5.33 Properties of Binomial Distribution

• There should be a fixed number of trials
• Trials should be independent
• There should be two possible outcomes; success and failure
• The probability of success and failure does not change from one trial to another

5.34 properties of Poison Distribution

• Outcomes should be classified as success or failure
• Number of success should be known
• Probability of success is equivalent to the size of the region
• Probability of success approaches zero as the size of the region becomes smaller

5.38 (a) To find the probability that Dow Jones Industrial Average increases in 9 or more of the 12 U.S presidential elections, we use binomial distribution.

P=0.5, q=0.5, n=12, and x=9, 10, 11, 12

Thus, P(X)= ((n!/(n-x)!x!))*p^x*q^(n-x)

P(X9)=

((12!/(12-9)!9!))*0.5^9*0.5^3= 0.0537

P(X10)= ((12!/(12-10)!10!))*0.5^10*0.5^2= 0.0161

P(X11)= ((12!/(12-11)!11!))*0.5^11*0.5^1= 0.0029

(PX12)= ((12!/(12-12)!12!))*0.5^12*0.5^0= 0.0002

= 0.0729

(b) As defined in the problem, there is 0.75 probability of success. This means that the probability of failure will be 0.25.

P= 0.75, q= 0.25, n=12, and x=9, 10, 11, 12

P(X9)=

((12!/(12-9)!9!))*0.75^9*0.25^3= 0.2581

P(X10)= ((12!/(12-10)!10!))*0.75^10*0.25^2= 0.2323

P(X11)= ((12!/(12-11)!11!))*0.75^11*0.25^1= 0.1267

(PX12)= ((12!/(12-12)!12!))*0.75^12*0.25^0= 0.0317

= 0.6488

5.39 we use binomial distribution to calculate the probability of bills having errors.

n=10, p=0.4, q=0.6

1. P(X=0)= ((10!/(10-0)!0!))*0.4^0*0.6^10= 0.00604
2. P(X=1)= ((10!/(10-1)!1!))*0.4^1*0.6^9= 0.0403

5.45

1. a) We use binomial distribution where n=44, x=35, 36,…,44, p=0.5, and q=0.5

P(X=35)= ((44!/(44-35)!35!)*0.5^35*0.5^9= 0.00004029

P(X=36)= ((44!/(44-36)!36!)*0.5^36*0.5^8= 0.00001007

P(X=37)= ((44!/(44-37)!37!)*0.5^37*0.5^7= 0.0000021

P(X=38)= ((44!/(44-38)!38!)*0.5^38*0.5^6= 0.0000001

P(X=39)= ((44!/(44-39)!39!)*0.5^39*0.5^5= 0.0000001

P(X=40)= ((44!/(44-40)!40!)*0.5^40*0.5^4= 0.0000001

P(X=41)= ((44!/(44-41)!41!)*0.5^41*0.5^3=0.0000001

P(X=42)= ((44!/(44-40)!42!)*0.5^42*0.5^2=0.0000001

P(X=43)= ((44!/(44-43)!43!)*0.5^43*0.5^1=0.0000001

P(X=44)= ((44!/(44-44)!44!)*0.5^44*0.5^0= 0.0000001

Total probability= 0.000053

1. b) As the number of success approach the total number of trials, the probability approaches zero. Thus, the probability that the indicator would be correct diminishes as the number of success increase.

Chapter 6

6.23 The normal table is used because many variables in statistics exhibit a normal probability distribution. The graph of many variables used in statistics is often a normal curve.

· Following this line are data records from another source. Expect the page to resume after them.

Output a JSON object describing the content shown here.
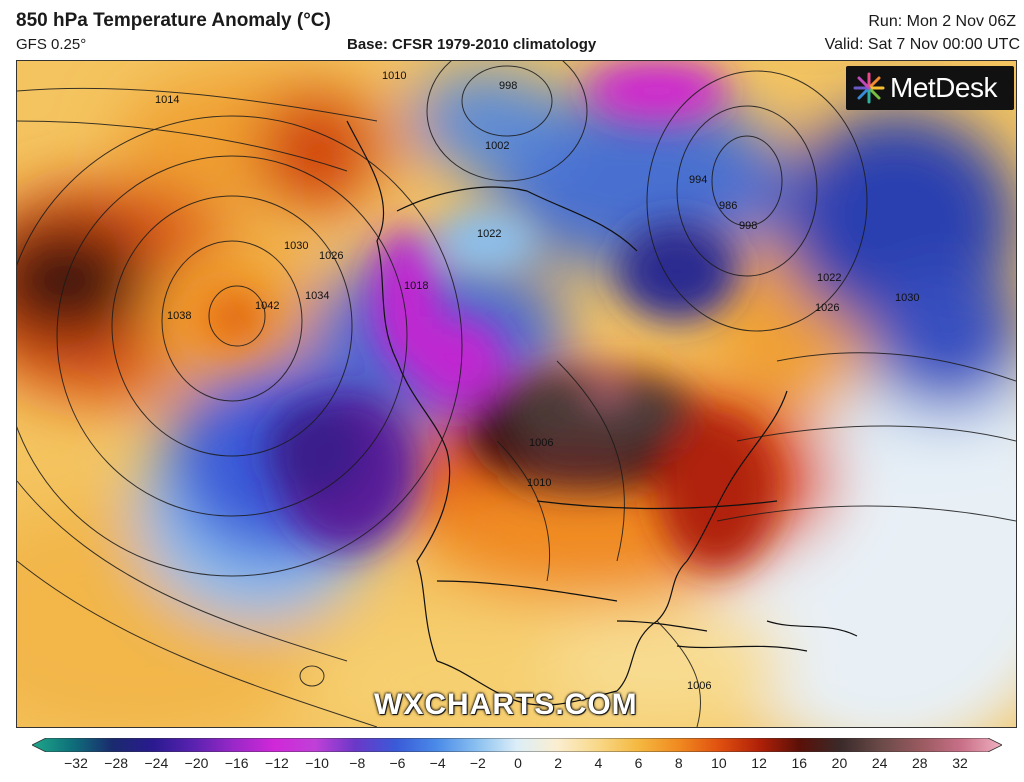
{
  "header": {
    "title": "850 hPa Temperature Anomaly (°C)",
    "model": "GFS 0.25°",
    "base": "Base: CFSR 1979-2010 climatology",
    "run": "Run: Mon 2 Nov 06Z",
    "valid": "Valid: Sat 7 Nov 00:00 UTC"
  },
  "logo": {
    "text": "MetDesk",
    "icon": "metdesk-starburst-icon"
  },
  "watermark": "WXCHARTS.COM",
  "isobars": [
    {
      "label": "1014"
    },
    {
      "label": "1010"
    },
    {
      "label": "1002"
    },
    {
      "label": "998"
    },
    {
      "label": "1038"
    },
    {
      "label": "1042"
    },
    {
      "label": "1034"
    },
    {
      "label": "1030"
    },
    {
      "label": "1026"
    },
    {
      "label": "1022"
    },
    {
      "label": "1018"
    },
    {
      "label": "1006"
    },
    {
      "label": "986"
    },
    {
      "label": "994"
    },
    {
      "label": "998"
    },
    {
      "label": "1022"
    },
    {
      "label": "1026"
    },
    {
      "label": "1030"
    },
    {
      "label": "1006"
    },
    {
      "label": "1010"
    }
  ],
  "colorbar": {
    "stops": [
      "#1fa88a",
      "#0e6f7a",
      "#1a2a6e",
      "#2a1a90",
      "#5a22b0",
      "#9a28c8",
      "#d028d8",
      "#c040d8",
      "#6a38c8",
      "#3a5ad8",
      "#4a8ae8",
      "#8ac0f0",
      "#dceef8",
      "#fbeed0",
      "#f8d888",
      "#f5b840",
      "#f08a20",
      "#e05010",
      "#b02008",
      "#5a1008",
      "#3a2a2a",
      "#6a4a48",
      "#9a5a60",
      "#c87088",
      "#f0b0c0"
    ],
    "ticks": [
      "−32",
      "−28",
      "−24",
      "−20",
      "−16",
      "−12",
      "−10",
      "−8",
      "−6",
      "−4",
      "−2",
      "0",
      "2",
      "4",
      "6",
      "8",
      "10",
      "12",
      "16",
      "20",
      "24",
      "28",
      "32"
    ]
  }
}
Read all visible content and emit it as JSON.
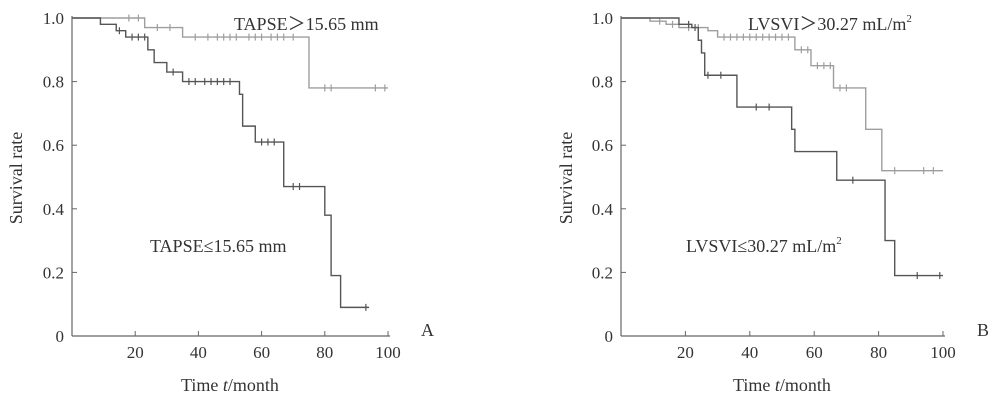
{
  "chart_data": [
    {
      "type": "line",
      "subtype": "kaplan-meier",
      "panel_label": "A",
      "xlabel_parts": [
        "Time ",
        "t",
        "/month"
      ],
      "ylabel": "Survival rate",
      "xlim": [
        0,
        100
      ],
      "ylim": [
        0,
        1.0
      ],
      "xticks": [
        20,
        40,
        60,
        80,
        100
      ],
      "xtick_labels": [
        "20",
        "40",
        "60",
        "80",
        "100"
      ],
      "yticks": [
        0,
        0.2,
        0.4,
        0.6,
        0.8,
        1.0
      ],
      "ytick_labels": [
        "0",
        "0.2",
        "0.4",
        "0.6",
        "0.8",
        "1.0"
      ],
      "grid": false,
      "series": [
        {
          "name": "TAPSE＞15.65 mm",
          "color": "#9e9e9e",
          "steps": [
            [
              0,
              1.0
            ],
            [
              23,
              0.97
            ],
            [
              35,
              0.94
            ],
            [
              75,
              0.78
            ],
            [
              100,
              0.78
            ]
          ],
          "censored": [
            [
              18,
              1.0
            ],
            [
              21,
              1.0
            ],
            [
              27,
              0.97
            ],
            [
              31,
              0.97
            ],
            [
              39,
              0.94
            ],
            [
              43,
              0.94
            ],
            [
              46,
              0.94
            ],
            [
              48,
              0.94
            ],
            [
              50,
              0.94
            ],
            [
              52,
              0.94
            ],
            [
              56,
              0.94
            ],
            [
              58,
              0.94
            ],
            [
              60,
              0.94
            ],
            [
              63,
              0.94
            ],
            [
              65,
              0.94
            ],
            [
              67,
              0.94
            ],
            [
              70,
              0.94
            ],
            [
              80,
              0.78
            ],
            [
              82,
              0.78
            ],
            [
              96,
              0.78
            ],
            [
              99,
              0.78
            ]
          ]
        },
        {
          "name": "TAPSE≤15.65 mm",
          "color": "#555555",
          "steps": [
            [
              0,
              1.0
            ],
            [
              9,
              0.98
            ],
            [
              14,
              0.96
            ],
            [
              17,
              0.94
            ],
            [
              24,
              0.9
            ],
            [
              26,
              0.86
            ],
            [
              30,
              0.83
            ],
            [
              35,
              0.8
            ],
            [
              53,
              0.76
            ],
            [
              54,
              0.66
            ],
            [
              58,
              0.61
            ],
            [
              67,
              0.47
            ],
            [
              80,
              0.38
            ],
            [
              82,
              0.19
            ],
            [
              85,
              0.09
            ],
            [
              94,
              0.09
            ]
          ],
          "censored": [
            [
              15,
              0.96
            ],
            [
              19,
              0.94
            ],
            [
              21,
              0.94
            ],
            [
              23,
              0.94
            ],
            [
              32,
              0.83
            ],
            [
              37,
              0.8
            ],
            [
              39,
              0.8
            ],
            [
              42,
              0.8
            ],
            [
              44,
              0.8
            ],
            [
              46,
              0.8
            ],
            [
              48,
              0.8
            ],
            [
              50,
              0.8
            ],
            [
              60,
              0.61
            ],
            [
              62,
              0.61
            ],
            [
              64,
              0.61
            ],
            [
              70,
              0.47
            ],
            [
              72,
              0.47
            ],
            [
              93,
              0.09
            ]
          ]
        }
      ],
      "annotations": [
        "TAPSE＞15.65 mm",
        "TAPSE≤15.65 mm"
      ]
    },
    {
      "type": "line",
      "subtype": "kaplan-meier",
      "panel_label": "B",
      "xlabel_parts": [
        "Time ",
        "t",
        "/month"
      ],
      "ylabel": "Survival rate",
      "xlim": [
        0,
        100
      ],
      "ylim": [
        0,
        1.0
      ],
      "xticks": [
        20,
        40,
        60,
        80,
        100
      ],
      "xtick_labels": [
        "20",
        "40",
        "60",
        "80",
        "100"
      ],
      "yticks": [
        0,
        0.2,
        0.4,
        0.6,
        0.8,
        1.0
      ],
      "ytick_labels": [
        "0",
        "0.2",
        "0.4",
        "0.6",
        "0.8",
        "1.0"
      ],
      "grid": false,
      "series": [
        {
          "name": "LVSVI＞30.27 mL/m2",
          "color": "#9e9e9e",
          "steps": [
            [
              0,
              1.0
            ],
            [
              9,
              0.99
            ],
            [
              14,
              0.98
            ],
            [
              18,
              0.97
            ],
            [
              27,
              0.96
            ],
            [
              30,
              0.94
            ],
            [
              54,
              0.9
            ],
            [
              59,
              0.85
            ],
            [
              66,
              0.78
            ],
            [
              76,
              0.65
            ],
            [
              81,
              0.52
            ],
            [
              100,
              0.52
            ]
          ],
          "censored": [
            [
              12,
              0.99
            ],
            [
              16,
              0.98
            ],
            [
              21,
              0.97
            ],
            [
              24,
              0.97
            ],
            [
              32,
              0.94
            ],
            [
              34,
              0.94
            ],
            [
              36,
              0.94
            ],
            [
              38,
              0.94
            ],
            [
              40,
              0.94
            ],
            [
              42,
              0.94
            ],
            [
              44,
              0.94
            ],
            [
              46,
              0.94
            ],
            [
              48,
              0.94
            ],
            [
              50,
              0.94
            ],
            [
              52,
              0.94
            ],
            [
              56,
              0.9
            ],
            [
              58,
              0.9
            ],
            [
              61,
              0.85
            ],
            [
              63,
              0.85
            ],
            [
              65,
              0.85
            ],
            [
              68,
              0.78
            ],
            [
              70,
              0.78
            ],
            [
              85,
              0.52
            ],
            [
              94,
              0.52
            ],
            [
              97,
              0.52
            ]
          ]
        },
        {
          "name": "LVSVI≤30.27 mL/m2",
          "color": "#555555",
          "steps": [
            [
              0,
              1.0
            ],
            [
              18,
              0.98
            ],
            [
              22,
              0.97
            ],
            [
              24,
              0.93
            ],
            [
              25,
              0.89
            ],
            [
              26,
              0.82
            ],
            [
              36,
              0.72
            ],
            [
              53,
              0.65
            ],
            [
              54,
              0.58
            ],
            [
              67,
              0.49
            ],
            [
              82,
              0.3
            ],
            [
              85,
              0.19
            ],
            [
              100,
              0.19
            ]
          ],
          "censored": [
            [
              21,
              0.98
            ],
            [
              23,
              0.97
            ],
            [
              27,
              0.82
            ],
            [
              31,
              0.82
            ],
            [
              42,
              0.72
            ],
            [
              46,
              0.72
            ],
            [
              72,
              0.49
            ],
            [
              92,
              0.19
            ],
            [
              99,
              0.19
            ]
          ]
        }
      ],
      "annotations": [
        "LVSVI＞30.27 mL/m",
        "LVSVI≤30.27 mL/m"
      ],
      "annotation_superscript": "2"
    }
  ]
}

6.24 The first step involves calculating the z-scores corresponding to the two values. Secondly, you find the corresponding probabilities from the normal table. Finally, you find the difference between the large value and the smaller value. The results of the subtraction represent the area between the two points.

6.25 since the formula for finding the percentiles in the normal distribution is given by z=(x-µ)/δ, finding x will require rearranging the formula. The rearranged formula will be given as X= (z*δ)+µ, where z represents the percentile, δ represents the standard deviation, and µ represents the mean of the normal distribution.

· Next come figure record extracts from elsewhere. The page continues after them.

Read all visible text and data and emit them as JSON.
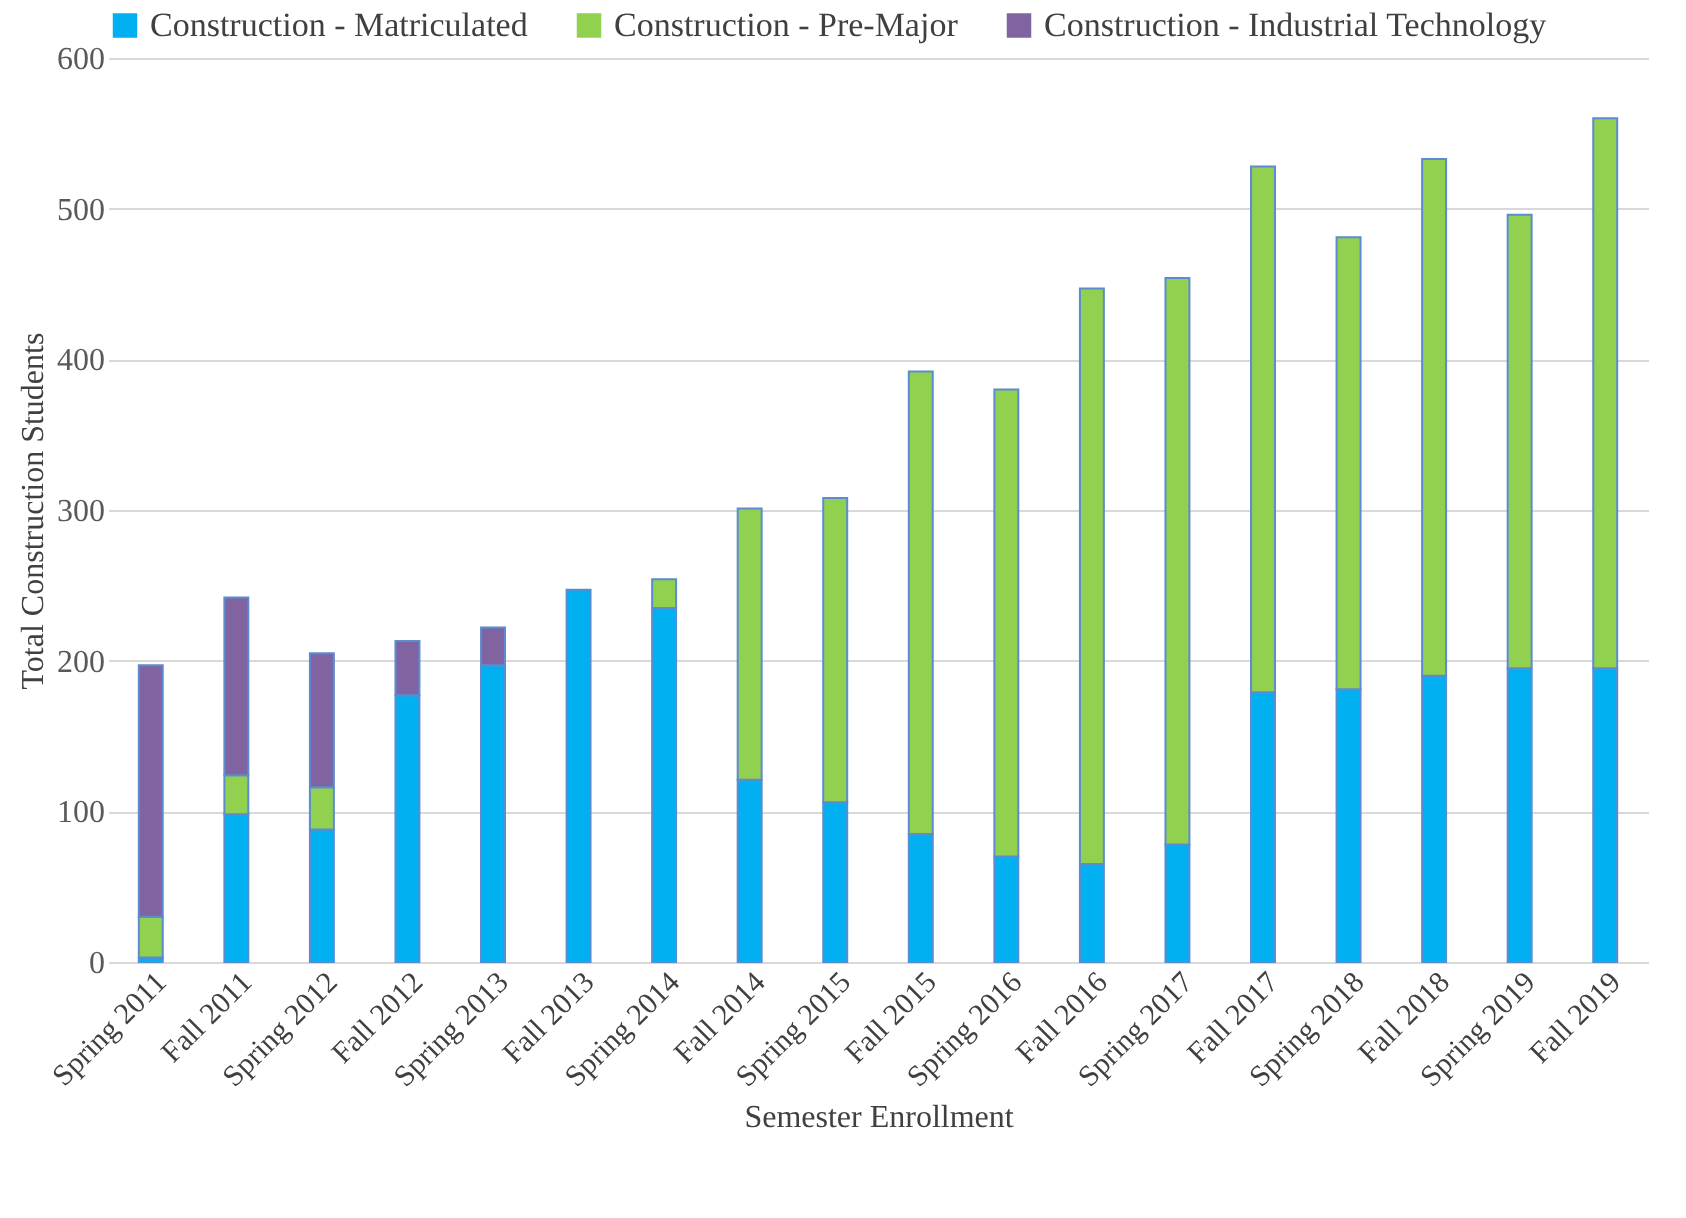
{
  "chart_data": {
    "type": "bar",
    "stacked": true,
    "xlabel": "Semester Enrollment",
    "ylabel": "Total Construction Students",
    "categories": [
      "Spring 2011",
      "Fall 2011",
      "Spring 2012",
      "Fall 2012",
      "Spring 2013",
      "Fall 2013",
      "Spring 2014",
      "Fall 2014",
      "Spring 2015",
      "Fall 2015",
      "Spring 2016",
      "Fall 2016",
      "Spring 2017",
      "Fall 2017",
      "Spring 2018",
      "Fall 2018",
      "Spring 2019",
      "Fall 2019"
    ],
    "series": [
      {
        "name": "Construction - Matriculated",
        "color": "#00b0f0",
        "values": [
          3,
          98,
          88,
          177,
          197,
          247,
          235,
          121,
          106,
          85,
          70,
          65,
          78,
          179,
          181,
          190,
          195,
          195
        ]
      },
      {
        "name": "Construction - Pre-Major",
        "color": "#92d050",
        "values": [
          27,
          26,
          28,
          null,
          null,
          null,
          19,
          180,
          202,
          307,
          310,
          382,
          376,
          349,
          300,
          343,
          301,
          365
        ]
      },
      {
        "name": "Construction - Industrial Technology",
        "color": "#8064a2",
        "values": [
          167,
          118,
          89,
          36,
          25,
          null,
          null,
          null,
          null,
          null,
          null,
          null,
          null,
          null,
          null,
          null,
          null,
          null
        ]
      }
    ],
    "ylim": [
      0,
      600
    ],
    "yticks": [
      0,
      100,
      200,
      300,
      400,
      500,
      600
    ],
    "grid": "y",
    "legend": "top left"
  }
}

6.26 The properties of a normal distribution are:

• The mean, mode, and median are the same
• It is perfectly symmetrical around the centre
• 50% of data lie below the mean and another 50% lie above the mean

6.27 The shape of the normal distribution differs from the uniform and exponential distribution shapes in that, while the uniform distribution has a piecewise constant density, the normal curve is bell-shaped. On the other side, the exponential distribution curve is one sided-curve.

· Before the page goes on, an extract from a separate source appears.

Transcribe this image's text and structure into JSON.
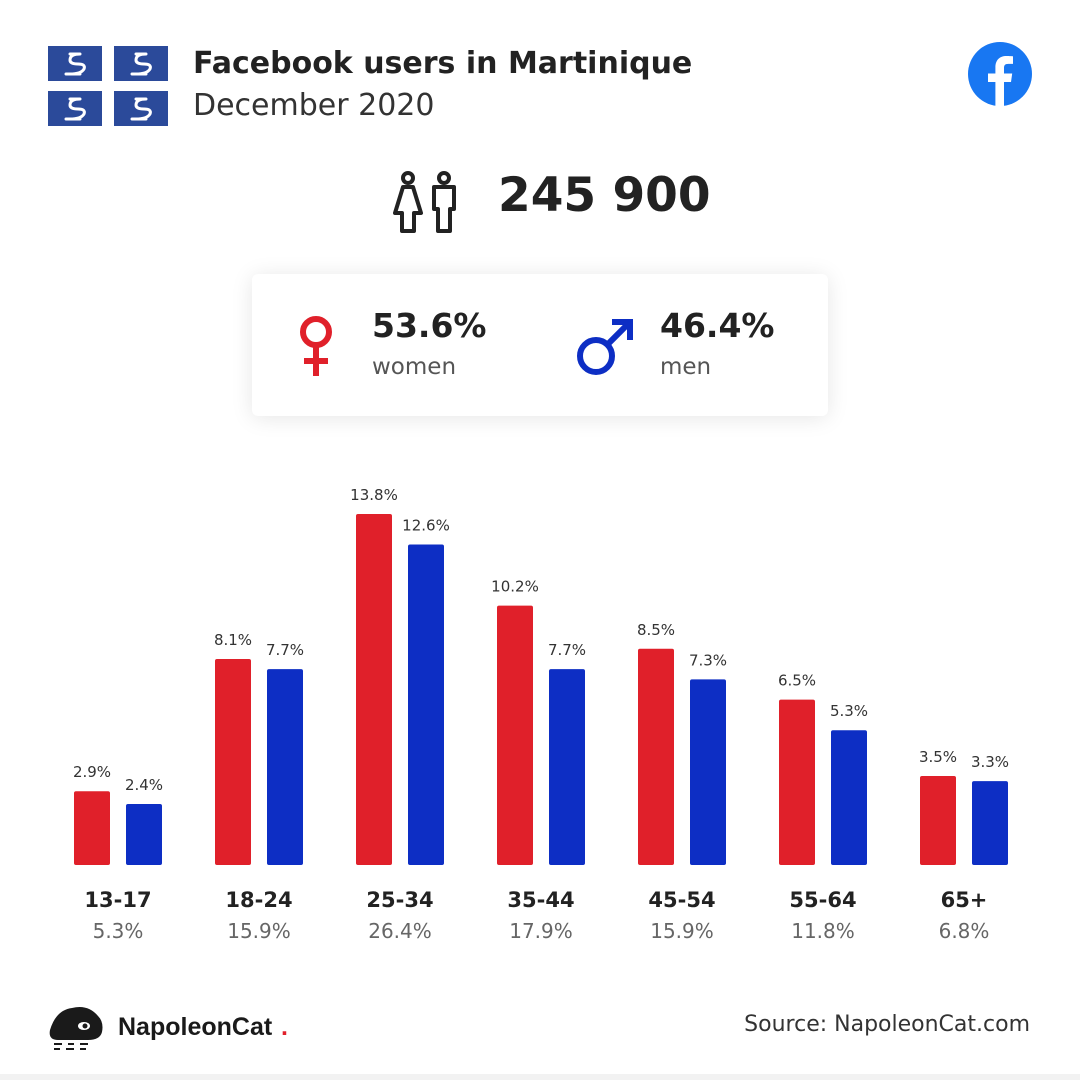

6.28 The process of determining if a set of data is normally distributed involves drawing a graph of z-scores against the data. The process requires one to determine the corresponding z-scores of every value in the data. If the resulting line graph is diagonal and straight, the data is normally distributed.